Hello all,
I’ve written a chatbot that works fine in a Trainer / PyTorch based environment mode on one GPU and with different models.
I tested with distilbert-base-uncased, bert-large-uncased, roberta-base, roberta-large, microsoft/deberta-large.
After making necessary modifications to run the program with Accelerator on 8 TPU it works fine for distilbert-base-uncased. Using roberta-base model the program runs in slooow motion and for all other (bigger?) models the program terminates with the following error message:
Launching a training on 8 TPU cores.
loading configuration file https://huggingface.co/bert-large-uncased/resolve/main/config.json from cache at /root/.cache/huggingface/transformers/1cf090f220f9674b67b3434decfe4d40a6532d7849653eac435ff94d31a4904c.1d03e5e4fa2db2532c517b2cd98290d8444b237619bd3d2039850a6d5e86473d
Model config BertConfig {
"architectures": [
"BertForMaskedLM"
],
"attention_probs_dropout_prob": 0.1,
"classifier_dropout": null,
"gradient_checkpointing": false,
"hidden_act": "gelu",
"hidden_dropout_prob": 0.1,
"hidden_size": 1024,
"id2label": {
"0": "LABEL_0",
"1": "LABEL_1",
"2": "LABEL_2",
...
"LABEL_99": 99
},
"layer_norm_eps": 1e-12,
"max_position_embeddings": 512,
"model_type": "bert",
"num_attention_heads": 16,
"num_hidden_layers": 24,
"pad_token_id": 0,
"position_embedding_type": "absolute",
"transformers_version": "4.10.3",
"type_vocab_size": 2,
"use_cache": true,
"vocab_size": 30522
}
loading weights file https://huggingface.co/bert-large-uncased/resolve/main/pytorch_model.bin from cache at /root/.cache/huggingface/transformers/1d959166dd7e047e57ea1b2d9b7b9669938a7e90c5e37a03961ad9f15eaea17f.fea64cd906e3766b04c92397f9ad3ff45271749cbe49829a079dd84e34c1697d
---------------------------------------------------------------------------
ProcessExitedException Traceback (most recent call last)

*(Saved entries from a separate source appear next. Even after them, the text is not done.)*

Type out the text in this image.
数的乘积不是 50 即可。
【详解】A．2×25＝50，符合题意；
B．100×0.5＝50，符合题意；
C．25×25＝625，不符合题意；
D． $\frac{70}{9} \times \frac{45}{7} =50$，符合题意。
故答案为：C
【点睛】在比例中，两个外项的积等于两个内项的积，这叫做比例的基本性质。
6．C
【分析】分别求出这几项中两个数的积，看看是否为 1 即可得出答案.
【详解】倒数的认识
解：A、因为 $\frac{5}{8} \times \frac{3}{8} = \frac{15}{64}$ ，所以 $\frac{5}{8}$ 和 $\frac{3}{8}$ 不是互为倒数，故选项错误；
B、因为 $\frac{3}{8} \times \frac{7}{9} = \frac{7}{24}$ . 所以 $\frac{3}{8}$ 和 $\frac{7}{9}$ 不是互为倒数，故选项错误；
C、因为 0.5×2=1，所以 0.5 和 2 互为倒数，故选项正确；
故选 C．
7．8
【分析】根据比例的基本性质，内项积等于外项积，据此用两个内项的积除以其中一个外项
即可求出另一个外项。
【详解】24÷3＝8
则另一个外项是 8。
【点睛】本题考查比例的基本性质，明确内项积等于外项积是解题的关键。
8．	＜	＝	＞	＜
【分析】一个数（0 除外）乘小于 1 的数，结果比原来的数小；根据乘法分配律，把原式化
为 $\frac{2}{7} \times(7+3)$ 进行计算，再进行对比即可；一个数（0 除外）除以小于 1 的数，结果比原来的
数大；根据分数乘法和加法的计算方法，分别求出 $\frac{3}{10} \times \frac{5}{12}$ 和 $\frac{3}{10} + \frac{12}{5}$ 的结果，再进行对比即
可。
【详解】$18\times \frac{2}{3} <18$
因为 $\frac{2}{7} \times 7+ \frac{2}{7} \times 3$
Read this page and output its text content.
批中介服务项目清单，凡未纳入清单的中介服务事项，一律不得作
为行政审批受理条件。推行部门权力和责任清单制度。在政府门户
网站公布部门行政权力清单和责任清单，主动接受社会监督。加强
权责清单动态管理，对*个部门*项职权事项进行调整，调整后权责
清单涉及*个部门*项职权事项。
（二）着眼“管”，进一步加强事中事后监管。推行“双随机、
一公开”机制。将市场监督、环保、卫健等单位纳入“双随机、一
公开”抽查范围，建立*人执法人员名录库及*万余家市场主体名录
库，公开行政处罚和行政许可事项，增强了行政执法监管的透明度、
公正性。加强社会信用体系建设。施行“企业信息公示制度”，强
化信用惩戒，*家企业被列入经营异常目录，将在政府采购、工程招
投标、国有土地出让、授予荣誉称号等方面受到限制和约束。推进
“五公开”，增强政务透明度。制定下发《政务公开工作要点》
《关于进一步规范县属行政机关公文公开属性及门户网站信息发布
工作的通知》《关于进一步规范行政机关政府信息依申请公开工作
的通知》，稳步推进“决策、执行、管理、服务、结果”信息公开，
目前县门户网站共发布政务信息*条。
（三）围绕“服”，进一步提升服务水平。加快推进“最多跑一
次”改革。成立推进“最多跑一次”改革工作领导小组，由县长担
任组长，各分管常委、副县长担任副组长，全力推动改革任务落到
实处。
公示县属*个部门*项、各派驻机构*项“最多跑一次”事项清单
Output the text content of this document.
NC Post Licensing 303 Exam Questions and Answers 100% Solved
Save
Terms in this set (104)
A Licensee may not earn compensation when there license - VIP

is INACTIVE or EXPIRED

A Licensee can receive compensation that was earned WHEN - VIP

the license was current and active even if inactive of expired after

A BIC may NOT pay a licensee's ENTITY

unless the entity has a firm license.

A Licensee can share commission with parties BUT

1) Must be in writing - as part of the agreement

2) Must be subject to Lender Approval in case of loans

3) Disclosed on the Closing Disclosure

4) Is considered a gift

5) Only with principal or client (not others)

<ipython-input-54-a91f3c0bb4fd> in <module>()
1 from accelerate import notebook_launcher
2
----> 3 notebook_launcher(training_function)
3 frames
/usr/local/lib/python3.7/dist-packages/accelerate/notebook_launcher.py in notebook_launcher(function, args, num_processes, use_fp16, use_port)
67 launcher = PrepareForLaunch(function, distributed_type="TPU")
68 print(f"Launching a training on {num_processes} TPU cores.")
---> 69 xmp.spawn(launcher, args=args, nprocs=num_processes, start_method="fork")
70 else:
71 # No need for a distributed launch otherwise as it's either CPU or one GPU.
/usr/local/lib/python3.7/dist-packages/torch_xla/distributed/xla_multiprocessing.py in spawn(fn, args, nprocs, join, daemon, start_method)
392 join=join,
393 daemon=daemon,
--> 394 start_method=start_method)
395
396
/usr/local/lib/python3.7/dist-packages/torch/multiprocessing/spawn.py in start_processes(fn, args, nprocs, join, daemon, start_method)
186
187 # Loop on join until it returns True or raises an exception.
--> 188 while not context.join():
189 pass
190
/usr/local/lib/python3.7/dist-packages/torch/multiprocessing/spawn.py in join(self, timeout)
134 error_pid=failed_process.pid,
135 exit_code=exitcode,
--> 136 signal_name=name
137 )
138 else:
ProcessExitedException: process 0 terminated with signal SIGKILL
I tested with different batch_sizes down to 1 and reduced max_length down to 32. No effect.
This case seems to be similiar to TPU memory issues.
Do I have a possibility to make some necessary modifications / settings or is the Accelerator / TPU currently not compatible with bigger models?